Forbes recently posted an article extolling the virtues of buying overseas property in the current economic climate. The author, Kathleen Peddicord, presents seven arguments in favour of buying outside the US, all of which apply to anyone looking to invest in Brazilian real estate. In fact, the article directly cites beach property in Brazil in two examples.
Investment portfolio cornerstone
Peddicord begins by describing the present state of the economy in the US, characterised by high inflation, “lacklustre results” and an unstable financial market. Many other worldwide economies mirror this situation, particularly those in Europe.
In the face of this instability, the author presents the case for overseas property, “the cornerstone of any diversification strategy”. She calls it a safety net and an investment that reaps “capital growth and cashflow across currencies”.
Brazilian real estate presents discounts for US dollar buyers
As has been the case over the last few years, US dollar buyers are at an advantage when buying Brazilian real estate. Peddicord describes the “extraordinary opportunities” available on the back of the current strength of the dollar.
She says that “the enhanced spending power of the greenback” allows you to add to your overseas real estate portfolio “at a discount”. This super-charged purchasing power has even more effect if the property is already value for money. For example, Brazilian real estate at The Coral starts from just a US$7,500 deposit.

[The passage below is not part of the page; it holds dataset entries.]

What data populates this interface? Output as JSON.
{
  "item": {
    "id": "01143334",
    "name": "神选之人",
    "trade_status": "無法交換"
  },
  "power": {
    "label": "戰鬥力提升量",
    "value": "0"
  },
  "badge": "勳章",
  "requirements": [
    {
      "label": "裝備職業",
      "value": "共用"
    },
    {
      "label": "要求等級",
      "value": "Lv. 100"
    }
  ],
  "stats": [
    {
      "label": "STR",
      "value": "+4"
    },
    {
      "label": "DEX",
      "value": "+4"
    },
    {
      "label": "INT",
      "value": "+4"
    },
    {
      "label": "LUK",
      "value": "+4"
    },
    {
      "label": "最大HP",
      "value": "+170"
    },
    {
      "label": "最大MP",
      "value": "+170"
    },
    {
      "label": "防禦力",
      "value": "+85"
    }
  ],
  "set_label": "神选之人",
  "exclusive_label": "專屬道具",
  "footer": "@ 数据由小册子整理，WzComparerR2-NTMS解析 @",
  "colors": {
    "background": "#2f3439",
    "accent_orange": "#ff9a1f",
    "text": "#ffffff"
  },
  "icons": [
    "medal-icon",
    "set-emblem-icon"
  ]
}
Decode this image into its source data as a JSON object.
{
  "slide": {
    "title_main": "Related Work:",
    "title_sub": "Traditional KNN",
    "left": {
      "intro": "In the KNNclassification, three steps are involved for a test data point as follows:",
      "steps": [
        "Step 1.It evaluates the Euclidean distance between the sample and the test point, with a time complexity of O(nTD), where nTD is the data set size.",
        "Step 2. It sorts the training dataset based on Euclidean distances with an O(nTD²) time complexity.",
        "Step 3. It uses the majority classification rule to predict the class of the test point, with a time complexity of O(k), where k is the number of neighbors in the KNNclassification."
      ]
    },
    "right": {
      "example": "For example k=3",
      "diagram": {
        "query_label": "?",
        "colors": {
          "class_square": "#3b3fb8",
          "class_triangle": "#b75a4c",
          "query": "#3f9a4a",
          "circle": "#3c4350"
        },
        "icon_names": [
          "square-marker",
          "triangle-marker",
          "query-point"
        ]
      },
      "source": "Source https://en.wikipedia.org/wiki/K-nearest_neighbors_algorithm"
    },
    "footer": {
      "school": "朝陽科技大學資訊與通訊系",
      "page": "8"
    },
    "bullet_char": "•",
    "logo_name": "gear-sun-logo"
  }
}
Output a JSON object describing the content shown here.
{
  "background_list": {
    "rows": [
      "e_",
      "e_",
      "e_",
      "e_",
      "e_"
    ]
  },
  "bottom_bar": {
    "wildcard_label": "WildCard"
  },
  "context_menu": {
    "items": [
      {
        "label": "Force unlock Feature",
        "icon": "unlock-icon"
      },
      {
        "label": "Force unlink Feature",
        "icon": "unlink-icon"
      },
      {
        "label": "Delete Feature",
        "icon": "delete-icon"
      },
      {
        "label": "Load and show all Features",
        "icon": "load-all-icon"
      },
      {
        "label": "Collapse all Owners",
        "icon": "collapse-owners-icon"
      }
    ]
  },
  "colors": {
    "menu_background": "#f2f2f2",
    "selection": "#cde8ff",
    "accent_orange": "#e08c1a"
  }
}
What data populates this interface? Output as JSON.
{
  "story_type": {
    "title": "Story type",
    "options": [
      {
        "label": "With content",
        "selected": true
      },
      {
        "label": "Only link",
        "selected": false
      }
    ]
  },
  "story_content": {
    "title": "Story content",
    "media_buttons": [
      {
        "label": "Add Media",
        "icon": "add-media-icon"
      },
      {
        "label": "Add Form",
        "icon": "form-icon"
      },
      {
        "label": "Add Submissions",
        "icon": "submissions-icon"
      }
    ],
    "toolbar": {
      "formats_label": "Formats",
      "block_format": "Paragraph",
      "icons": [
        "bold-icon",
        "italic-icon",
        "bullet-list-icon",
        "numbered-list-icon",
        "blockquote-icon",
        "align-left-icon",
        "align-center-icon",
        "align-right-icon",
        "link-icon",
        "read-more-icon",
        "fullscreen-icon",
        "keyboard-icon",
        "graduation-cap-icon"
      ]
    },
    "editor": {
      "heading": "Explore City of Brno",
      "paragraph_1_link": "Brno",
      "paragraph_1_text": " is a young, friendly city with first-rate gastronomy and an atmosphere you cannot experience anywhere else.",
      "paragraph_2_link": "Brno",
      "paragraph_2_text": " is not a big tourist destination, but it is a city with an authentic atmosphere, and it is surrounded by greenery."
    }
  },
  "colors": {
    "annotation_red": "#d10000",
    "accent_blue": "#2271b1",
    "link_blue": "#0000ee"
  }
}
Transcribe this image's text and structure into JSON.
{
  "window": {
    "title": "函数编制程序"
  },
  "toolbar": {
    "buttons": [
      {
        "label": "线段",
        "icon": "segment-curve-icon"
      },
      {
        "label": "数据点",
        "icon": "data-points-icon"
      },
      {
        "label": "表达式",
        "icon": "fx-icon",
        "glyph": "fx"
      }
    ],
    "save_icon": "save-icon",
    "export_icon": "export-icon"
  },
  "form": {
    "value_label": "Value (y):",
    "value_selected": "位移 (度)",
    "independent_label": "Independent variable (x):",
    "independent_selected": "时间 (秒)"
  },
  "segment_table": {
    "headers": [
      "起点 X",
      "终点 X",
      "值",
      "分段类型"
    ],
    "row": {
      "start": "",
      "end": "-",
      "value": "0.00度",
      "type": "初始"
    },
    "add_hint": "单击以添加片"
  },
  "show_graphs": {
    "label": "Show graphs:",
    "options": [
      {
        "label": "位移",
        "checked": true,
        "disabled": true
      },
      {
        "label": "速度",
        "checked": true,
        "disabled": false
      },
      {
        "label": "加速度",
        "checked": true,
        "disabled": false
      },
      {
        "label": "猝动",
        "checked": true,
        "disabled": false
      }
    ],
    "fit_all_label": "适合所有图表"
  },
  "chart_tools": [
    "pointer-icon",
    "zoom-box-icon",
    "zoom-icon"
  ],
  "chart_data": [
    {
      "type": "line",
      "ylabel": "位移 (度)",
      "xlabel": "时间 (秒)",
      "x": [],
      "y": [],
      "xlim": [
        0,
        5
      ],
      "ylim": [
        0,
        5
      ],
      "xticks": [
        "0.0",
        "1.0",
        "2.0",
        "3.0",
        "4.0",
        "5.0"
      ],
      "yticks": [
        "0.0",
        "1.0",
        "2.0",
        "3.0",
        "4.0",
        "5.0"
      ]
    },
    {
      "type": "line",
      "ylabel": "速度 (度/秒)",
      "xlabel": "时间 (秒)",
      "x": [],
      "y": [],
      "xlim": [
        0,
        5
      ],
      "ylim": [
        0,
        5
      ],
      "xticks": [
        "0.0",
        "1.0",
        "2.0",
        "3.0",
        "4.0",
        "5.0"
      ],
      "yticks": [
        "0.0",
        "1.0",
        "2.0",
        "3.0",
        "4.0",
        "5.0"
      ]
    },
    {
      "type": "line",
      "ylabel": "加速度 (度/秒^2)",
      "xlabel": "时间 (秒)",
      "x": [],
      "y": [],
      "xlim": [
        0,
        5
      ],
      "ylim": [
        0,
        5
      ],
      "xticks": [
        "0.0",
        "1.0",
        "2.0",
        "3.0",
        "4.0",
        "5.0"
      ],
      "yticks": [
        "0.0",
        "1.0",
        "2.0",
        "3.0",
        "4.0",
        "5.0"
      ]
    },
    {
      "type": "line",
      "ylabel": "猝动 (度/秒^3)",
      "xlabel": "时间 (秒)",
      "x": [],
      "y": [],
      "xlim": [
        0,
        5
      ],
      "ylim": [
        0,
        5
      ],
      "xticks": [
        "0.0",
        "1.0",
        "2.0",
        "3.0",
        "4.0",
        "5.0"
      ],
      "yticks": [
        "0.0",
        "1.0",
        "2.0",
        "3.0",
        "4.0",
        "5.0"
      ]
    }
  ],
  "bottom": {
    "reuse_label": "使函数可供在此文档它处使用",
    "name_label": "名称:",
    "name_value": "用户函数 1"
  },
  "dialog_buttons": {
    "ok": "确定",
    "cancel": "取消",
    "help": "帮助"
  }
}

Property in Brazil means opportunities for income earners
Buy-to-let property, whether for long or short-term rentals, allows you to generate cash flow. The extra income can be used to pay for the running costs or “build a nest egg in the local currency,” advises Peddicord.
She mentions that net yields in Europe tend to be lower. As a result, choosing a location with a consolidated tourist market is a must. And with many popular holiday spots back at pre-pandemic levels, double-digit yields are realistic.
Brazilian real estate advantage for US taxpayers
Owners of property in Brazil who pay tax in the US will also enjoy tax benefits because they don’t have to report overseas property as part of their assets. A buy-to-let investment has further fiscal advantages, including deductions for costs and interest paid on a mortgage.
The more varied a portfolio the better
As all seasoned investors know, the best portfolios are as diverse as possible. Having a variety of assets allows you to spread your risk and reduce liability.
Brazilian real estate brings that diversity to a portfolio, particularly if you’ve chosen a buy-to-let. Not only are you adding capital appreciation to your portfolio, but you're bringing income at the same time. As the old adage says, “don’t put your eggs in one basket”.
Residency and nationality benefits from Brazilian property
Like many countries, Brazil has an investor visa option that gives you access to residency as well as nationality later on. To qualify, you need to invest a minimum amount, which in Northeast Brazil currently stands at R$700,000 (around US$180,000).
Peddicord points out that having overseas residency brings myriad benefits to the holder. She calls an overseas property “your plan B” if you need to leave your home country or simply fancy a change of scene.
Low-cost holidays in your Brazilian property
The final reason to invest in property in Brazil is for your finances, current and future. Right now, you can use it for your holidays and enjoy a lower cost of living.
Peddicord mentions that spending the winter in a warmer climate will save on winter heating bills too. She cautions, however, that you should buy somewhere you like and enjoy visiting. Guajiru in Northeast Brazil could well be one example.